Je le répète : matériellement rien atteste que j’avais l’intention de commettre des violences et des dégradations. Mais matériellement tout dans la situation actuelle contribue à une montée en puissance des tensions, de la colère et des affrontements en réaction au bouleversement climatique et à l’effondrement de la biodiversité. Il ne vous aura pas échappé que nous venons de vivre le mois le plus chaud depuis que nous mesurons les températures. Méga-feux et sécheresses, nul ne peut plus nier l’évidence. Si la terre et l’eau furent et demeurent sacrés pour tant de cultes et de cultures, il n’y a guère que la religion capitaliste pour les réduire au rang de marchandises. Dans ce contexte l’urgence n’est pas de juger celles et ceux qui défendent la terre et l’eau. L’urgence est de juger les responsables de l’écocides au plus haut niveau de l’État et des entreprises.
Comme le disait Hannah Arendt : » Si les hommes sont incapables de pardonner ce qu’ils ne peuvent punir, ils seront aussi incapables de punir ce qui se révèle impardonnable. « Au fond, le groupement constitué en vue de commettre des destructions irréversibles qui remettent en cause la possibilité même de la vie humaine sur terre, chacun sait que c’est l’État, le complexe agro-industriel, la filière béton et les multinationales extractivistes qui le constituent.
3 – en troisième lieu, vous m’accusez d’avoir frauduleusement soustrait un morceau de canalisation. Au printemps maraichin les manifestant-e-s se sont livrés à un chantier d’utilité publique contre l’assèchement du Mignon en démontant cette canalisation. J’ai soulagé un vieux camarade qui en portait un fragment sur quelques mètres tout au plus, mais je ne suis pas reparti avec. Qu’en aurais-je fait ? Où l’aurais-je mise ? Qu’est qui prouve que je l’ai effectivement soustraite ? Absolument rien !

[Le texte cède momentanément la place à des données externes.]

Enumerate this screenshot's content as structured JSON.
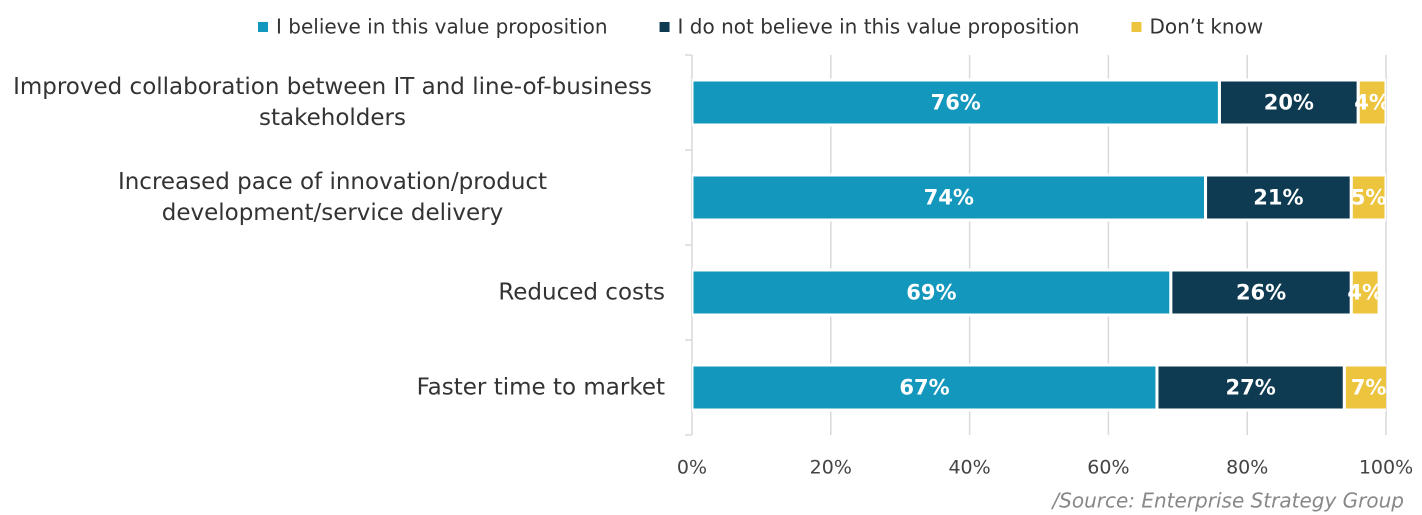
{
  "chart_data": {
    "type": "stacked_barh",
    "categories": [
      "Improved collaboration between IT and line-of-business stakeholders",
      "Increased pace of innovation/product development/service delivery",
      "Reduced costs",
      "Faster time to market"
    ],
    "series": [
      {
        "name": "I believe in this value proposition",
        "color": "#1497bc",
        "values": [
          76,
          74,
          69,
          67
        ],
        "value_labels": [
          "76%",
          "74%",
          "69%",
          "67%"
        ]
      },
      {
        "name": "I do not believe in this value proposition",
        "color": "#0f3b52",
        "values": [
          20,
          21,
          26,
          27
        ],
        "value_labels": [
          "20%",
          "21%",
          "26%",
          "27%"
        ]
      },
      {
        "name": "Don’t know",
        "color": "#edc43e",
        "values": [
          4,
          5,
          4,
          7
        ],
        "value_labels": [
          "4%",
          "5%",
          "4%",
          "7%"
        ]
      }
    ],
    "xlim": [
      0,
      100
    ],
    "xticks": [
      {
        "value": 0,
        "label": "0%"
      },
      {
        "value": 20,
        "label": "20%"
      },
      {
        "value": 40,
        "label": "40%"
      },
      {
        "value": 60,
        "label": "60%"
      },
      {
        "value": 80,
        "label": "80%"
      },
      {
        "value": 100,
        "label": "100%"
      }
    ],
    "grid": true,
    "legend": "top",
    "source": "/Source: Enterprise Strategy Group"
  }
}
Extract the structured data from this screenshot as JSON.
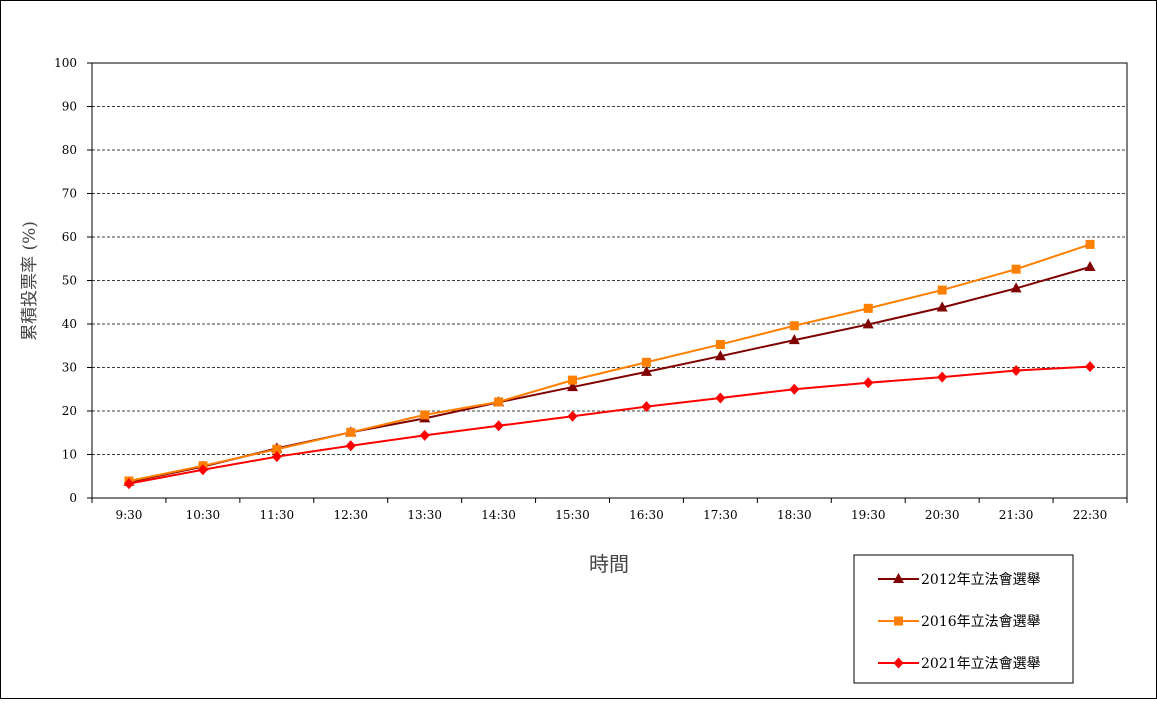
{
  "chart_data": {
    "type": "line",
    "title": "",
    "xlabel": "時間",
    "ylabel": "累積投票率 (%)",
    "ylim": [
      0,
      100
    ],
    "yticks": [
      0,
      10,
      20,
      30,
      40,
      50,
      60,
      70,
      80,
      90,
      100
    ],
    "grid": "horizontal dashed",
    "legend_position": "bottom-right",
    "categories": [
      "9:30",
      "10:30",
      "11:30",
      "12:30",
      "13:30",
      "14:30",
      "15:30",
      "16:30",
      "17:30",
      "18:30",
      "19:30",
      "20:30",
      "21:30",
      "22:30"
    ],
    "series": [
      {
        "name": "2012年立法會選舉",
        "color": "#800000",
        "marker": "triangle",
        "values": [
          3.7,
          7.2,
          11.4,
          15.1,
          18.3,
          22.0,
          25.5,
          29.0,
          32.6,
          36.3,
          39.9,
          43.8,
          48.2,
          53.1
        ]
      },
      {
        "name": "2016年立法會選舉",
        "color": "#FF7F00",
        "marker": "square",
        "values": [
          3.9,
          7.4,
          11.2,
          15.1,
          19.1,
          22.1,
          27.1,
          31.2,
          35.3,
          39.6,
          43.6,
          47.8,
          52.6,
          58.3
        ]
      },
      {
        "name": "2021年立法會選舉",
        "color": "#FF0000",
        "marker": "diamond",
        "values": [
          3.3,
          6.5,
          9.5,
          12.0,
          14.4,
          16.6,
          18.8,
          21.0,
          23.0,
          25.0,
          26.5,
          27.8,
          29.3,
          30.2
        ]
      }
    ]
  }
}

Pour conclure je dirais que même si vous nous condamnez lourdement, le mouvement contre les bassines continuera d’organiser des mobilisations, celles-ci continuerons d’être systématiquement interdites, et ces interdictions d’être inopérantes. Ce qui peut faire cesser ces manifestations, ce n’est ni leur interdiction administrative, ni le fracas des grenades. C’est un véritable partage de l’eau, qui priorise l’eau potable pour les humains et l’eau vive pour les milieux sur l’eau économique et la voracité de l’agro-industrie.
Dans le procès, Kafka écrit : « il ne fait pas de doute que tous les agissements de ce tribunal dissimulent une vaste organisation. Une organisation qui n’emploie pas seulement des gardiens corrompus, des inspecteurs et des juges imbéciles dont le mieux qu’on puisse espérer est qu’ils soient modestes (…) Or quel est, messieurs, le sens de cette vaste organisation ? C’est d’arrêter des personnes innocentes et d’engager contre elles des procédures absurdes. » A vous, Monsieur le juge de le détromper.
Ces paroles seront mes seules paroles. Je refuse de me soumettre à la question. Comme l’a dit notre camarade Loïc à ce même tribunal le 27 juillet dernier : je ne répondrai pas à vos questions tant que le gendarme Vestieu et la préfète Dubée ne seront pas, eux aussi, soumis à la question à propos la politique répressive criminelle qu’ils ont diligenté à Sainte Soline. Je ne répondrai pas à vos questions tant que les gendarmes qui ont tiré sur Serge, Mika, Alix et les dizaines d’autres personnes mutilées ne seront pas soumis à la question sur l’usage de leurs armes. Je ne répondrai pas à vos questions tant que ceux qui assèchent nos rivières, s’accaparent et empoisonnent les communs que sont la terre et l’eau, continueront de le faire impunément.